What Did The Investigation Against Victor Conte Lead To?
Jeff Novitsky, an IRS agent at the time, was the lead investigator in the case against BALCO, and he was also the one to uncover Conte’s illegal acts. During a time when Barry Bonds and other MLB players were believed to be using steroids, Novitsky came across the rising profits of BALCO. Almost desperate to understand this rise, the agent started going through the trash cans at BALCO. It was through documents that had been thrown in the trash that Novitsky got hold of a link between the company owner, Victor Conte, and the athletes. Eventually, a full-fledged investigation was carried out, and Conte was also arrested by the IRS, with 42 different charges brought against him.
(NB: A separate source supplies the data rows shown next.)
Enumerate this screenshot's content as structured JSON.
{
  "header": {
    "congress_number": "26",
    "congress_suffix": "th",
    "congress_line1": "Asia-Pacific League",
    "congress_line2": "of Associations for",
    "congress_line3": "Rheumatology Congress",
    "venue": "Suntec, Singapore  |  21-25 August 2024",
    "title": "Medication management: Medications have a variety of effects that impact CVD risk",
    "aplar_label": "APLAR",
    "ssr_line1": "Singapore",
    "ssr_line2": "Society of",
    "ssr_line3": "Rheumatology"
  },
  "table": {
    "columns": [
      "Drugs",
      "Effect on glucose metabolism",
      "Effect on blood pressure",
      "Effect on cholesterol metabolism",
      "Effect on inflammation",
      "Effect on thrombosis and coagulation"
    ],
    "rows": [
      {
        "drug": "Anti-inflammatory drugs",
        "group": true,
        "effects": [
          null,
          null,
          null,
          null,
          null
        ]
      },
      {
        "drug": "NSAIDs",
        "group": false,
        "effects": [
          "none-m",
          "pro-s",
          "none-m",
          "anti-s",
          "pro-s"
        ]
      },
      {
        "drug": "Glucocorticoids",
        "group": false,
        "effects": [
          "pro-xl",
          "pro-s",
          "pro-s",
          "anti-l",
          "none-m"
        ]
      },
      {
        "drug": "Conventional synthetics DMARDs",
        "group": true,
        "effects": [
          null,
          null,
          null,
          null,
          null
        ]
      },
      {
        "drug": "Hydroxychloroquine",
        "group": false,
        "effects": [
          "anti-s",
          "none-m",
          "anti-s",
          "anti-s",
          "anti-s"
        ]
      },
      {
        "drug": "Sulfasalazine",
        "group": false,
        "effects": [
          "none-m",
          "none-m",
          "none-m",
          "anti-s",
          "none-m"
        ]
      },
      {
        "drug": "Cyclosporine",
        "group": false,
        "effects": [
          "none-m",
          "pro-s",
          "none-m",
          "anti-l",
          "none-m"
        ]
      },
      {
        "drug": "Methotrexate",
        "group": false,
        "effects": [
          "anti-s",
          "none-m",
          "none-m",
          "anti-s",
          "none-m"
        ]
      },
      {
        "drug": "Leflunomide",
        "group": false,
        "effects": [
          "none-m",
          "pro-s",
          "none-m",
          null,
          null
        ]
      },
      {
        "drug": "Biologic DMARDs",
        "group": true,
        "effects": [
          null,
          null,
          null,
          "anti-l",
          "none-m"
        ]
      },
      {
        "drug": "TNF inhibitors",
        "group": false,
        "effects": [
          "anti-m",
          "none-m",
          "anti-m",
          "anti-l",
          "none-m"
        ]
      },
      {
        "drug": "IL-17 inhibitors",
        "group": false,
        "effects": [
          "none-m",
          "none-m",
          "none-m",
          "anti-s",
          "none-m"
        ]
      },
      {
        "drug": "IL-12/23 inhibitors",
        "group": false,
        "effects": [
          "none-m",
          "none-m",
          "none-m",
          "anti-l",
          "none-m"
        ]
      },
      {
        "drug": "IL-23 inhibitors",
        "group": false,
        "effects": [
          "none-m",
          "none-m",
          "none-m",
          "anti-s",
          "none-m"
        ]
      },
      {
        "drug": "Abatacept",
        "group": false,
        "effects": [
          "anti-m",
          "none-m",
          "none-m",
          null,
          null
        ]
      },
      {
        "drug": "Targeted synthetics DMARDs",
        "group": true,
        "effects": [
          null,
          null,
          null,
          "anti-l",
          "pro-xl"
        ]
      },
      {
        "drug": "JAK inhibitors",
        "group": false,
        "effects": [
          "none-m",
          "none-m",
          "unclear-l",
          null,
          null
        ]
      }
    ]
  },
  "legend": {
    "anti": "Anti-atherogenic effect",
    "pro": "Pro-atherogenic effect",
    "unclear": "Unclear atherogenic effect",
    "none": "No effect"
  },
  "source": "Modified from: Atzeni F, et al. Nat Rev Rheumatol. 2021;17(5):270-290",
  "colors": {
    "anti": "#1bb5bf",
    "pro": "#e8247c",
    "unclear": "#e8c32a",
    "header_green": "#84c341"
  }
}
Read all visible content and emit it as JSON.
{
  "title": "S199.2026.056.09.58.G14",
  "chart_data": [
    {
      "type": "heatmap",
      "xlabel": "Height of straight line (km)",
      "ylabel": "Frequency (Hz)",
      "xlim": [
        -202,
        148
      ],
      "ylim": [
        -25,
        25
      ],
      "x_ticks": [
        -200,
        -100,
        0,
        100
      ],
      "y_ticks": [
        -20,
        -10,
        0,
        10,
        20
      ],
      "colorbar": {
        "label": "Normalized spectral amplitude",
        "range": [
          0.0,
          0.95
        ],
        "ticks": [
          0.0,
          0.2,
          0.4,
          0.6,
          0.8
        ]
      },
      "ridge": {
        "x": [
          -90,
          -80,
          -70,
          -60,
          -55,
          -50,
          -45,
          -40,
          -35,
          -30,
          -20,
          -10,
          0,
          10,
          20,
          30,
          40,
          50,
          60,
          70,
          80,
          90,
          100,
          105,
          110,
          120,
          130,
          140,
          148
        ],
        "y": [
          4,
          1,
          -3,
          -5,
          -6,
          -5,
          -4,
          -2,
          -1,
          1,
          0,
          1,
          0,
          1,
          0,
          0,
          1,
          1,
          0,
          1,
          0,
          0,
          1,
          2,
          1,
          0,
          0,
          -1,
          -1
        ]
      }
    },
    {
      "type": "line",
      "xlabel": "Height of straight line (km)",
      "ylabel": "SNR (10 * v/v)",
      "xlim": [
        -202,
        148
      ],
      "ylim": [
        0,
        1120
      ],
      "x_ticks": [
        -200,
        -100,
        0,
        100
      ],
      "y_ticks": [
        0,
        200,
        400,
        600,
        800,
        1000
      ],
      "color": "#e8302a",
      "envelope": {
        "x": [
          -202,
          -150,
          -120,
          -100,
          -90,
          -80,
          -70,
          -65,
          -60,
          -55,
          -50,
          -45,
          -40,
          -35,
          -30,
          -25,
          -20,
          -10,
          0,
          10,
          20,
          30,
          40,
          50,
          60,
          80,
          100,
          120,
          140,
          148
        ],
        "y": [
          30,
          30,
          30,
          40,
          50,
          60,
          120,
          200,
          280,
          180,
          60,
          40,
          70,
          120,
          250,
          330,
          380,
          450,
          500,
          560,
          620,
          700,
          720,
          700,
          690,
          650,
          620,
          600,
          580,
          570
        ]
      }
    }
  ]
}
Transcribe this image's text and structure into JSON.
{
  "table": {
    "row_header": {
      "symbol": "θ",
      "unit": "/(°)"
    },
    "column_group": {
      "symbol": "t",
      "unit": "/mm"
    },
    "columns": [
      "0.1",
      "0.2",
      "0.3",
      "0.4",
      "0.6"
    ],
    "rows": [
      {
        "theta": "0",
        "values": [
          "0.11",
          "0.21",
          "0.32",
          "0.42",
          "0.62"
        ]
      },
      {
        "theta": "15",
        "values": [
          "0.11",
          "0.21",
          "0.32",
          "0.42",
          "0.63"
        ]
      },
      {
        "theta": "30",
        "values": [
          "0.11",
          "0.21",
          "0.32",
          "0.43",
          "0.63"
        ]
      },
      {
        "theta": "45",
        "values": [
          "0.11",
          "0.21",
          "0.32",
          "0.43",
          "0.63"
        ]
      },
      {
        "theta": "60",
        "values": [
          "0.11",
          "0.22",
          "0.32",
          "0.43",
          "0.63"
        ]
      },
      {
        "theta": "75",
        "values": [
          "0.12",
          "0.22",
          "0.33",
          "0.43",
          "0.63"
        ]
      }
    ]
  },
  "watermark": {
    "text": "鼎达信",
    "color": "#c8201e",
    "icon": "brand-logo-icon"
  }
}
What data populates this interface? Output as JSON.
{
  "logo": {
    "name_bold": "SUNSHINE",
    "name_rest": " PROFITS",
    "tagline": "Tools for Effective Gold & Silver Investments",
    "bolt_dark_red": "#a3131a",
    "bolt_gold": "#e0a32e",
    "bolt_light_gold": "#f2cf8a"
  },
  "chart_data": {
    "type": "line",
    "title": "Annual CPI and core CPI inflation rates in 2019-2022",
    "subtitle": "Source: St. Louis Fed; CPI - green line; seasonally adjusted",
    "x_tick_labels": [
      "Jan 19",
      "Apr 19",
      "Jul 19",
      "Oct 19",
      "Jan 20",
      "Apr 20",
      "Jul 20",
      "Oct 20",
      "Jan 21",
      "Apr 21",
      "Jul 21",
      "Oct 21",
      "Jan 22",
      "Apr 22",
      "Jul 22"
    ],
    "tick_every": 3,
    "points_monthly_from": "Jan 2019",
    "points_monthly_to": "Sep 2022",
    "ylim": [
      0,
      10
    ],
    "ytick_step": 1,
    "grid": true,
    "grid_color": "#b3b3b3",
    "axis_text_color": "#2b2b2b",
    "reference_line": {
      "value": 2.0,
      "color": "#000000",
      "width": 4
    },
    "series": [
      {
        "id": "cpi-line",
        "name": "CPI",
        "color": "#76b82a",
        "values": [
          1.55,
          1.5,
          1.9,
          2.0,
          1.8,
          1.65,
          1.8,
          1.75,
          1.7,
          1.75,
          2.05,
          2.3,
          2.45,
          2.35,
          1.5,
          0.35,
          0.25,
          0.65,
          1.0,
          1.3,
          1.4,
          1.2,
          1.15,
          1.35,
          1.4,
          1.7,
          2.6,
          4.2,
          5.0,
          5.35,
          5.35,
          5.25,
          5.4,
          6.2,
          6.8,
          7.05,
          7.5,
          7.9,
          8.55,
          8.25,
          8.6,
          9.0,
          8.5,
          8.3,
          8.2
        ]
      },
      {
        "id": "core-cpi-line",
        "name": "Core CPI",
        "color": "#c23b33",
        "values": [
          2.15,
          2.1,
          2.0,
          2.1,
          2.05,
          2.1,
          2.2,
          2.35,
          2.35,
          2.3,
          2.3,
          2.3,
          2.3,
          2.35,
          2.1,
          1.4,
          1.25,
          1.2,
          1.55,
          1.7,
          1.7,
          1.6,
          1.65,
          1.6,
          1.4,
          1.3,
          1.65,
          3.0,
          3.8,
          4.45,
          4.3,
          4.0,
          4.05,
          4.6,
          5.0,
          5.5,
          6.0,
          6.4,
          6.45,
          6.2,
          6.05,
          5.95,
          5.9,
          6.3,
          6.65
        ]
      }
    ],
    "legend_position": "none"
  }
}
During this time, in 2004, Conte appeared in an interview on the “20/20” talk show while the investigation against him was still ongoing and spoke about all the athletes he had helped. It was almost certain that Conte himself would be gravely punished, as he was sort of pleading guilty to the charges. Sometime later, though, he hired two specialist lawyers who negotiated with the authorities and carried out their own investigation. The lawyers succeeded in proving that the case was really not as big as was being claimed, and soon, 40 out of the 42 charges against Conte were dropped. The man pleaded guilty to the remaining two, and in 2005 he served just four months in prison, which was the only prison sentence he served.
BALCO does not exist anymore following this major scandal, but Victor Conte is still a free man and an advocate against the use of steroids in sports. After being the developer and provider of performance-inducing drugs, the man has now switched over to the other side, calling out the practice of using steroids in sports.